In [1]:
import pandas as pd
import numpy as np
import os

fp = os.getcwd()

df = pd.read_csv(fp + r"\data\Input\transfermarkt_values.csv", sep=";") 
del df["Unnamed: 5"]

df.head(3)

Unnamed: 0,id,first_name,last_name,age,value
0,1,Kylian,Mbappe,23,160000000
1,2,Erling,Haaland,21,150000000
2,3,Vinicius,Junior,21,100000000


# Selecting Data

In this chapter, we want to access a subset of the DataFrame to perform CRUD operations. There are multiple ways to filter the Dataframe which are quite overlapping. I will show my preferred way of filtering the dataframe with df[col] and df.loc[].

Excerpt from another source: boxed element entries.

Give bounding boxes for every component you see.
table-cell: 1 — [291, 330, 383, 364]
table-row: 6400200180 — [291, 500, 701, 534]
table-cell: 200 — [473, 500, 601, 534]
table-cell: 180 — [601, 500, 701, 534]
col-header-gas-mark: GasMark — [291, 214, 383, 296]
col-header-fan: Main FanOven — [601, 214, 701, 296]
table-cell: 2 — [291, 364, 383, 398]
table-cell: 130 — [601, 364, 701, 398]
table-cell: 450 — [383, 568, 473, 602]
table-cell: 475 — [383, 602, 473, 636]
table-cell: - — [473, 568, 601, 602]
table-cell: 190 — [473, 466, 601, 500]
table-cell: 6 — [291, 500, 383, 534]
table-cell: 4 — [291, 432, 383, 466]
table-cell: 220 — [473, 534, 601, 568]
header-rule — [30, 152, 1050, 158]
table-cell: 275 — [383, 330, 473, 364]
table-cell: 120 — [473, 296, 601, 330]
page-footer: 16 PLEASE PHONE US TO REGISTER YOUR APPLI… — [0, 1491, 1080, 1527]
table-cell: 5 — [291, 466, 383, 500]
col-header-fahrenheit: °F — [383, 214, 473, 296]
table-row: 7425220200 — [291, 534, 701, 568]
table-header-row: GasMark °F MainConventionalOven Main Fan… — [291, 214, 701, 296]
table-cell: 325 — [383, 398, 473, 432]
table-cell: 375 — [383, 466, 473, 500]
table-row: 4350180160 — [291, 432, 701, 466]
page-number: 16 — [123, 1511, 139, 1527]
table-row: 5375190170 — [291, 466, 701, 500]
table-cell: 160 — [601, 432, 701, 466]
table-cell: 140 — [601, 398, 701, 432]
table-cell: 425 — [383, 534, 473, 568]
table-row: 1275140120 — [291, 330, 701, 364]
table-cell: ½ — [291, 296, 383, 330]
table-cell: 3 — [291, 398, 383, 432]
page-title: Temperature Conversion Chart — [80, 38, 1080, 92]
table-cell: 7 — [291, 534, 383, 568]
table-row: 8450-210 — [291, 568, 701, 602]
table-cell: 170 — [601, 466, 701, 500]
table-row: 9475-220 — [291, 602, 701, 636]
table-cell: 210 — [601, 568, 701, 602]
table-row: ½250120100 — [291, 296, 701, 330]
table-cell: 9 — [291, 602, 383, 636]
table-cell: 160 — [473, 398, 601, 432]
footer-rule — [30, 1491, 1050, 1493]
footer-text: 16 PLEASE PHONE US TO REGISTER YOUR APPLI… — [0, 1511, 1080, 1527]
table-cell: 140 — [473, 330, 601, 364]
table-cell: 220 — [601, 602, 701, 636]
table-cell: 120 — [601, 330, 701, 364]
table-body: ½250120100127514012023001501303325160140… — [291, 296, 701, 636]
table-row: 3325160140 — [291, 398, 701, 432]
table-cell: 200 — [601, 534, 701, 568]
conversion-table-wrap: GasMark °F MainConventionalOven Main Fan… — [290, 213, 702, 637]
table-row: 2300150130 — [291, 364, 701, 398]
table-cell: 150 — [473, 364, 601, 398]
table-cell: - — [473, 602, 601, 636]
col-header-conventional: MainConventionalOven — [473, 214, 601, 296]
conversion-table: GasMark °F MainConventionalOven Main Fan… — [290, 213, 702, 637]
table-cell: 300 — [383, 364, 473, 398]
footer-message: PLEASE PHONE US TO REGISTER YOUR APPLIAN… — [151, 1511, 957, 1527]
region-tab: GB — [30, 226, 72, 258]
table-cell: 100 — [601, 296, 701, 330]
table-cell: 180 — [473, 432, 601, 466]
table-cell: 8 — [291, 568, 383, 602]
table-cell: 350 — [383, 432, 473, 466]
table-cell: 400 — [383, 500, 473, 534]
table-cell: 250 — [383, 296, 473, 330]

## 1) Specific columns (all rows)

![05_column](img/05_column.png)

<code> df[column(s)] </code>
* column name, list of column names, all (:)
* return type solely depends on the amount of columns (1 = Series, >1 = DataFrame)

#### Create new col

In [2]:
# by array or another column
df["age_new"] = [50, 50, 50, 50, 50, 45, 45, 45, 45, 45]

#### Read

In [11]:
# single column (returns Series - use .values for array of values)
subset= df["age"]

# multiple columns (returns new dataframe)
subset = df[["age", "last_name"]]

#### Update (same as create)

In [12]:
# by another column
df["age_copy"] = df["age"]

#### Delete

In [13]:
del df["age_copy"]
del df["age_new"]

## 2) Specific rows

When specifying rows, there are multiple ways to do it, like basic df [condition] notation, df.iloc [row index, col index] or df.loc[condition, col]. The first one is best perfomance wise, but can't perform all CRUD operations. iloc can be useful at some points, for example when iterating, but i think the most natural way to filter the data is to use df.loc[ ] with the columns named by name.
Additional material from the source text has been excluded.